You live, you die, you rot. At least, most of us do. However, there have been people throughout history whose bodies have stubbornly refused to decompose as expected. These "incorruptible" corpses are often the remains of people said to be saints or revered figures. Are these bodies miracles, scientific curiosities, or fakes? Keep in mind that modern embalming techniques only date back to the American Civil War and therefore were not available prior to the 1860s.
1. Saint Betina Zita
Saint Zita was revered during her life essentially for being a very nice lady whom everyone really liked. A sort of cult grew up around her after her death in the year 1272. More than 300 years later, her body was exhumed and found not to have decayed.

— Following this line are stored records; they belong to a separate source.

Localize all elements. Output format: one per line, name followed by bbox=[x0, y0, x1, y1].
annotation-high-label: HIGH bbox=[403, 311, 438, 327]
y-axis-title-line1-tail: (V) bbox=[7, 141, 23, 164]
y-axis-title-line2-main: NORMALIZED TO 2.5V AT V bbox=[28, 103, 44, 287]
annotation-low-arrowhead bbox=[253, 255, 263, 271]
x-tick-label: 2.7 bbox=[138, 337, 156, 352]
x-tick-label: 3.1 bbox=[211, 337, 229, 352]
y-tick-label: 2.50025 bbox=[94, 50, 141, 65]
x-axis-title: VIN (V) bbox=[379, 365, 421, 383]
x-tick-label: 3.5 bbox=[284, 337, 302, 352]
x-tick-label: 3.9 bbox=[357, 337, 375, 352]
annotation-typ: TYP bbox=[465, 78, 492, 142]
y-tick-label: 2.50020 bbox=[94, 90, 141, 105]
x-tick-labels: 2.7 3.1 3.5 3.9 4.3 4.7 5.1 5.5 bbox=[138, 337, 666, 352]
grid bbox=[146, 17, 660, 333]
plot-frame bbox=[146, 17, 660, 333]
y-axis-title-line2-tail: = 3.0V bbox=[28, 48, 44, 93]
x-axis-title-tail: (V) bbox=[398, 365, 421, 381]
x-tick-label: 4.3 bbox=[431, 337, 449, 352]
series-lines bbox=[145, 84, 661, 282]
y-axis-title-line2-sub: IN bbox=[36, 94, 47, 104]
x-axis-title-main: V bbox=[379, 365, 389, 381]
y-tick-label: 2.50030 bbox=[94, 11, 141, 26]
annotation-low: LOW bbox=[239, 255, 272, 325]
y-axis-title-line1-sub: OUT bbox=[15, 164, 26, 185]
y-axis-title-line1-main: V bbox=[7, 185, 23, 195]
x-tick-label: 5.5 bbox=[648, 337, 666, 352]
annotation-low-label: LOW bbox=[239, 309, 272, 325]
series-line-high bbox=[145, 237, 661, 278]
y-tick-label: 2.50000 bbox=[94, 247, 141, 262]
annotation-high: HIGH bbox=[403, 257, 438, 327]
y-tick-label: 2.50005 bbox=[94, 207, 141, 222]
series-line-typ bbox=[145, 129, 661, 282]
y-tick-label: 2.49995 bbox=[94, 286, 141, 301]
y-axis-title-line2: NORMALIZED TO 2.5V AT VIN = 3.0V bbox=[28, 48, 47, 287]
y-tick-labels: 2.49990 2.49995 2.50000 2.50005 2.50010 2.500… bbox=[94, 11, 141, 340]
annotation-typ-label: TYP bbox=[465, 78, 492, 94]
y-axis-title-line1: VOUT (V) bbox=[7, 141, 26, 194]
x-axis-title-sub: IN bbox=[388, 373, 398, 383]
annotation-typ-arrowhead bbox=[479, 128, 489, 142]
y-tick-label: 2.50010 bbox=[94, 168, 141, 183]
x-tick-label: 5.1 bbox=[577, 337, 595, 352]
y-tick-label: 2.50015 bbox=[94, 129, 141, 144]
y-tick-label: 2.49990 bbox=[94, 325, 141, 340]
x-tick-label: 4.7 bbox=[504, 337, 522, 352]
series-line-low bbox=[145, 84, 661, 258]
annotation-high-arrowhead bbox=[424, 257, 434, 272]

Don't believe it? Go see for yourself: Her body (which dried out and became essentially mummified since being exhumed) is still on public display at the Basilica of San Frediano in Lucca, Italy. Her face isn't exactly perfect after drying out, but you've got to admit that the old girl looks pretty good for someone over seven hundred years old.
2. Dashi-Dorzho Itigilov
Dashi-Dorzho Itigilov was a Buddist lama who hailed from Russia. In 1927, while still very much alive, Itigilov asked his fellow lamas to begin funeral rites for him. Sitting in the lotus position, he died during meditation. In his will, he asked specifically to be buried exactly as he had died. Curiously, he also asked that his body be exhumed after a few years.

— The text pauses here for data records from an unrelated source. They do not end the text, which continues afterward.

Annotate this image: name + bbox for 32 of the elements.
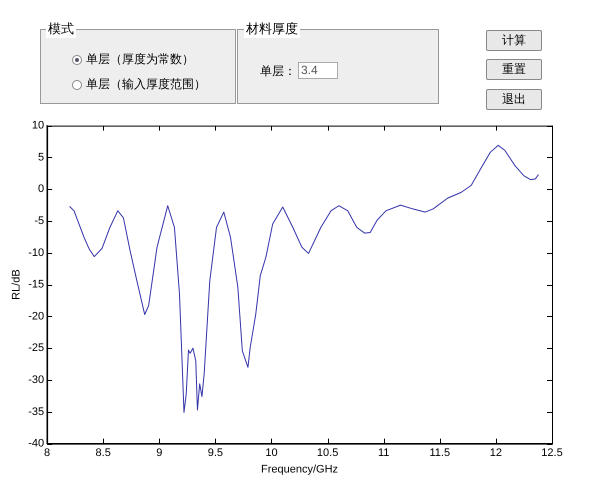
- y-tick-label: -5: [34, 215, 44, 228]
- x-tick-label: 11.5: [430, 447, 450, 460]
- x-tick-label: 9: [156, 447, 162, 460]
- x-tick-label: 12.5: [541, 447, 563, 460]
- text: 单层（厚度为常数）: [86, 51, 194, 68]
- x-tick-label: 8.5: [96, 447, 111, 460]
- text: 单层（输入厚度范围）: [86, 76, 206, 93]
- y-tick-label: 10: [32, 120, 44, 132]
- y-tick-label: -25: [28, 342, 44, 354]
- x-tick-label: 10: [265, 447, 278, 460]
- y-axis-title: RL/dB: [10, 269, 23, 300]
- text: 单层：: [260, 63, 296, 80]
- y-tick-label: 0: [38, 183, 44, 196]
- text: 计算: [486, 30, 542, 51]
- text: 退出: [486, 89, 542, 110]
- x-axis-title: Frequency/GHz: [261, 463, 338, 476]
- y-tick-label: -15: [28, 278, 44, 291]
- y-tick-label: -20: [28, 310, 44, 322]
- text: 重置: [486, 59, 542, 80]
- text-field: 3.4: [298, 62, 338, 79]
- x-tick-label: 12: [490, 447, 502, 460]
- x-tick-label: 8: [44, 447, 50, 460]
- y-tick-label: -40: [28, 438, 44, 450]
- x-tick-label: 11: [378, 447, 390, 460]
- y-tick-label: -10: [28, 246, 44, 259]
- text: 材料厚度: [244, 20, 300, 38]
- x-tick-label: 10.5: [316, 447, 338, 460]
- text: 模式: [46, 20, 76, 38]
- y-tick-label: -35: [28, 406, 44, 418]
- y-tick-label: -30: [28, 374, 44, 386]
- y-tick-label: 5: [38, 151, 44, 164]
- x-tick-label: 9.5: [208, 447, 224, 460]
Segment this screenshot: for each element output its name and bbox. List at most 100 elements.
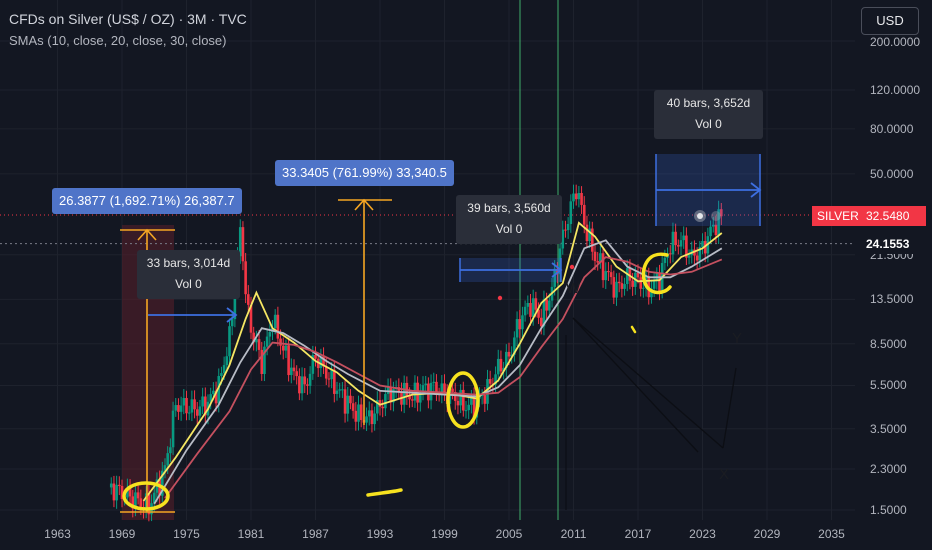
candle-body (273, 314, 277, 329)
candle-body (252, 332, 255, 343)
trend-line (572, 317, 724, 449)
candle-body (402, 382, 406, 405)
sma30-line (164, 256, 723, 499)
price-axis-tick: 13.5000 (870, 292, 914, 307)
candle-body (687, 255, 691, 258)
candle-body (620, 283, 624, 289)
candle-body (260, 349, 264, 374)
time-axis-tick: 1999 (431, 527, 458, 541)
date-range-box-1[interactable]: 33 bars, 3,014d Vol 0 (137, 250, 240, 299)
candle-body (408, 395, 411, 400)
candle-body (306, 384, 309, 386)
price-range-arrow-1-head (137, 228, 157, 241)
candle-body (534, 298, 538, 310)
candle-body (152, 492, 156, 504)
candle-body (222, 365, 226, 374)
marker-dash (366, 488, 403, 497)
candle-body (233, 289, 237, 320)
candle-body (346, 395, 350, 414)
price-range-label-1[interactable]: 26.3877 (1,692.71%) 26,387.7 (52, 188, 242, 214)
candle-body (128, 487, 132, 497)
candle-body (695, 255, 699, 261)
candle-body (701, 241, 704, 248)
candle-body (432, 381, 436, 383)
candle-body (126, 487, 129, 498)
candle-body (580, 192, 583, 205)
candle-body (496, 358, 500, 375)
last-price-tag: 32.5480 (861, 206, 926, 226)
candle-body (308, 373, 312, 386)
date-range-bars: 39 bars, 3,560d (467, 201, 551, 215)
candle-body (118, 484, 121, 486)
candle-body (330, 369, 333, 380)
time-axis-tick: 1987 (302, 527, 329, 541)
candle-body (451, 388, 454, 392)
candle-body (357, 404, 360, 422)
time-axis-tick: 1969 (108, 527, 136, 541)
candle-body (171, 410, 175, 448)
candle-body (596, 261, 599, 263)
candle-body (255, 339, 258, 343)
candle-body (539, 317, 543, 327)
currency-button[interactable]: USD (861, 7, 919, 35)
candle-body (526, 302, 530, 307)
candle-body (241, 227, 245, 262)
signal-dot (497, 295, 503, 301)
candle-body (177, 405, 180, 412)
candle-body (268, 332, 272, 337)
candle-body (607, 271, 610, 273)
time-axis-tick: 1963 (44, 527, 71, 541)
candle-body (513, 337, 516, 355)
candle-body (545, 299, 548, 311)
candle-body (523, 306, 527, 316)
candle-body (410, 399, 414, 401)
candle-body (174, 405, 178, 411)
candle-body (440, 383, 444, 395)
last-price-dot (697, 213, 703, 219)
price-range-label-2[interactable]: 33.3405 (761.99%) 33,340.5 (275, 160, 454, 186)
sma20-line (153, 239, 723, 505)
price-axis-tick: 3.5000 (870, 421, 907, 436)
candle-body (367, 410, 371, 417)
candle-body (163, 465, 167, 471)
candle-body (327, 378, 331, 380)
date-range-box-3[interactable]: 40 bars, 3,652d Vol 0 (654, 90, 763, 139)
candle-body (421, 385, 425, 393)
candle-body (381, 406, 384, 409)
candle-body (698, 247, 702, 261)
date-range-bars: 33 bars, 3,014d (146, 256, 231, 270)
symbol-title: CFDs on Silver (US$ / OZ) · 3M · TVC (9, 11, 247, 27)
candle-body (349, 395, 352, 404)
candle-body (166, 453, 169, 466)
signal-dot (569, 264, 575, 270)
candle-body (298, 376, 301, 394)
candle-body (290, 367, 293, 376)
price-axis-tick: 80.0000 (870, 121, 914, 136)
candle-body (147, 493, 151, 515)
candle-body (709, 226, 712, 237)
candle-body (322, 356, 325, 367)
candle-body (144, 493, 148, 510)
candle-body (631, 280, 634, 287)
price-axis-tick: 2.3000 (870, 462, 907, 477)
time-axis-tick: 2011 (560, 527, 587, 541)
candle-body (679, 240, 683, 247)
candle-body (212, 390, 215, 395)
price-axis-tick: 1.5000 (870, 503, 907, 517)
candle-body (561, 229, 565, 249)
indicator-legend[interactable]: SMAs (10, close, 20, close, 30, close) (9, 33, 227, 48)
candle-body (134, 492, 137, 509)
candle-body (652, 280, 656, 289)
candle-body (488, 379, 492, 384)
date-range-3-arrow-head (750, 182, 762, 198)
candle-body (658, 273, 661, 292)
candle-body (467, 404, 470, 411)
date-range-box-2[interactable]: 39 bars, 3,560d Vol 0 (456, 195, 562, 244)
candle-body (244, 261, 247, 295)
candle-body (303, 376, 307, 385)
date-range-vol: Vol 0 (175, 277, 202, 291)
candle-body (604, 271, 608, 281)
candle-body (204, 396, 207, 416)
sma-price-tag: 24.1553 (861, 234, 926, 254)
candle-body (609, 272, 613, 278)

As of 2002, Itigilov's body was described as "in the condition of someone who had died 36 hours ago." Since that time, its appearance has been changed by the salt it was packed in, which has to make you wonder whether the lama was so incorruptible after all.
3. 'La Doncella'
Roughly 500 years ago, a 15-year-old Incan girl was led up the steep sides of a mountain in Argentina. A sharp blow to the head killed her, and she was left seated with her clothes and ceremonial objects as a religious sacrifice. The cool temperatures and dry, low-oxygen air of the Andes preserved her body for centuries until it was discovered in 1999. We don't know what her real name is, but her modern nickname is "La Doncella," which means "The Maiden."
4. Lady Xin Zhui
Lady Xin Zhui was the wife of a minor Chinese nobleman during the Han dynasty. She lived an extravagant lifestyle for the time and place, eating a lot of meat and generally sitting around not needing to work. Luxury eventually caught up with her when she died, morbidly obese, of a heart attack in the year 163 BCE.
When her body was discovered in 1971, her skin was still soft and her limbs could still flex at the joints. Lady Zhui is no Snow White, but the preservation after over 2000 years is still uncanny. It is unclear what caused her body to remain in this state. There are no signs of either embalming or sainthood.
5. Saint Catherine Laboure
Saint Catherine Laboure reported her first visitation by an apparition of the Virgin Mary in France in 1830. Her tales quickly spread throughout France and then around the world as thousands of Catholics began wearing medallions commemorating her visions. According to her story, she placed her hands on the lap of Mary as the Virgin spoke to her in an empty chapel.
She was buried after her death in 1876, and remained so until 1933, when her body was exhumed as part of her official beatification. An examination concluded that "the body is in perfect state of preservation, and its joints are still supple." Today you can visit her body in Paris and see Catherine Laboure just as she was in life—with one exception: The praying hands that you see are fake. The real ones were severed and are stored separately, in memory of the lap they supposedly rested on.